Ask yourself the following questions when listing your wishes and priorities:
- Who relies on your income? Is it your surviving spouse and children? Your parents? Other family members?
- Do you need to fund your kids’ education? Or to support your grandkids’ scholarship?
- Are you planning on leaving money to support a special cause? To donate to charity, perhaps?
Write a Will
You can control what happens to your investments by creating and leaving a will in advance. A will is a legally binding document that dictates what happens to your assets after you die.
Your assets can include everything from your estate stocks and cars, to heirlooms and other belongings. In your will, create a detailed list of these assets and make clear who should receive what.
You might want to seek help from a solicitor when setting up your will, especially if you have a large estate or when using UK will online services. Make sure you also nominate an estate executor—someone who will carry out your wishes—in your will.
A will forms the foundation of estate planning. If you pass away without writing a will, intestacy rules will determine what happens to your investments. This can complicate things for your loved ones and their chances of not receiving what you hoped they would are so much greater.
Designate Your Beneficiaries
Most brokerages and investment accounts offer an option to designate beneficiaries. Choosing your beneficiary designations can prevent the costly probate and reduce tax liability for your survivors.
You can designate beneficiaries on various accounts, titles, or policies, including:
You can add beneficiaries when opening the account. Beneficiaries can be removed or updated at any time.
Savings and investment Accounts (e.g. mutual funds, stocks, and bonds)
You can set up designations from the beginning or contact the bank to update your existing account.
Life insurance policies
Add beneficiaries when signing up for the policy. Again, designations can be added or changed depending on circumstances.
Title the home with rights of survivorship for your spouse or other joint owner to assume ownership without going through a formal legal process.
Leverage Power of Attorney (POA)
A power of attorney is a legally binding document that allows someone you trust to act or make decisions on your behalf until you pass away. A lasting power of attorney (LPA) will usually cover decisions regarding your property and finances as well as your health and welfare.

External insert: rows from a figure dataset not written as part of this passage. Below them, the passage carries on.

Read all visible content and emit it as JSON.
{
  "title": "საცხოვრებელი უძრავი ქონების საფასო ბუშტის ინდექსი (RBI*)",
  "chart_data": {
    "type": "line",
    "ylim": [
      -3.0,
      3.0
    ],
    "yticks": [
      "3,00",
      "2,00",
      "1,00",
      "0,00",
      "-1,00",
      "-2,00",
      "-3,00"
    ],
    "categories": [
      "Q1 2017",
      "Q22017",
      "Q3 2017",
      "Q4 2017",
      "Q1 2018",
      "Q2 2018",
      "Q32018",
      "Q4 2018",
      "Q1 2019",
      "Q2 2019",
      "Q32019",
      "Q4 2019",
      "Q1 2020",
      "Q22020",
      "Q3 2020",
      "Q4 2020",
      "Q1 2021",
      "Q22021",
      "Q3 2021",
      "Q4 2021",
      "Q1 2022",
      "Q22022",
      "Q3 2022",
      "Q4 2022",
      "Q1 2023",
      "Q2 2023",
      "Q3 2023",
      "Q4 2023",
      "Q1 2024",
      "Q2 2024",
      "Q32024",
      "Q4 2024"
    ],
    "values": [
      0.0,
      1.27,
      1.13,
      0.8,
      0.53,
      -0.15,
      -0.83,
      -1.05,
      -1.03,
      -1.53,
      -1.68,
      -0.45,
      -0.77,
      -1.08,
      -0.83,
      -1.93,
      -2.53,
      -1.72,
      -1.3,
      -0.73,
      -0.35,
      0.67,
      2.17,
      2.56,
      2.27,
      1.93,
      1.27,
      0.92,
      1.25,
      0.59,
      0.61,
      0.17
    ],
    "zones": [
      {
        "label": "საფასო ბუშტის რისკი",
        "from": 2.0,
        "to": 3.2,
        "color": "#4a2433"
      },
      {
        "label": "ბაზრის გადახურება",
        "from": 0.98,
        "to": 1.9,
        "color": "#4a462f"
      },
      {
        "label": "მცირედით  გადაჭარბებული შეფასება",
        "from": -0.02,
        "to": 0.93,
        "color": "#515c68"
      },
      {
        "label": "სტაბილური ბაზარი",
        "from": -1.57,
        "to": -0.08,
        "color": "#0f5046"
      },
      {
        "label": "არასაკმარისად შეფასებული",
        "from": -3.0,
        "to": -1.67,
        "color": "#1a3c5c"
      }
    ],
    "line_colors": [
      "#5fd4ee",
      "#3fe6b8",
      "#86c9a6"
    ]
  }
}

A health and welfare LPA will only take effect when you lose your mental capacity. On the contrary, a property and finances LPA can become effective any time you no longer need to make decisions on your own.
You might have thought that your spouse would automatically take charge of your investments and make decisions about your health if you lose the physical or mental capacity to decide for yourself. However, without a POA, they would need to get authority from the Court of Protection. This process can take time and is not always guaranteed.
Establishing a proactive plan today ensures that your heirs can get access to your investments after you pass away. To give you peace of mind that your loved ones will be financially protected when you’re gone, draw up a will with the help of an attorney to outline who gets what.
Of all the steps you can take to ensure your assets are passed down to your beneficiaries in the most efficient manner possible, the most important step is to set up a will. Write your will as soon as possible to make your survivors’ lives easier when you pass away.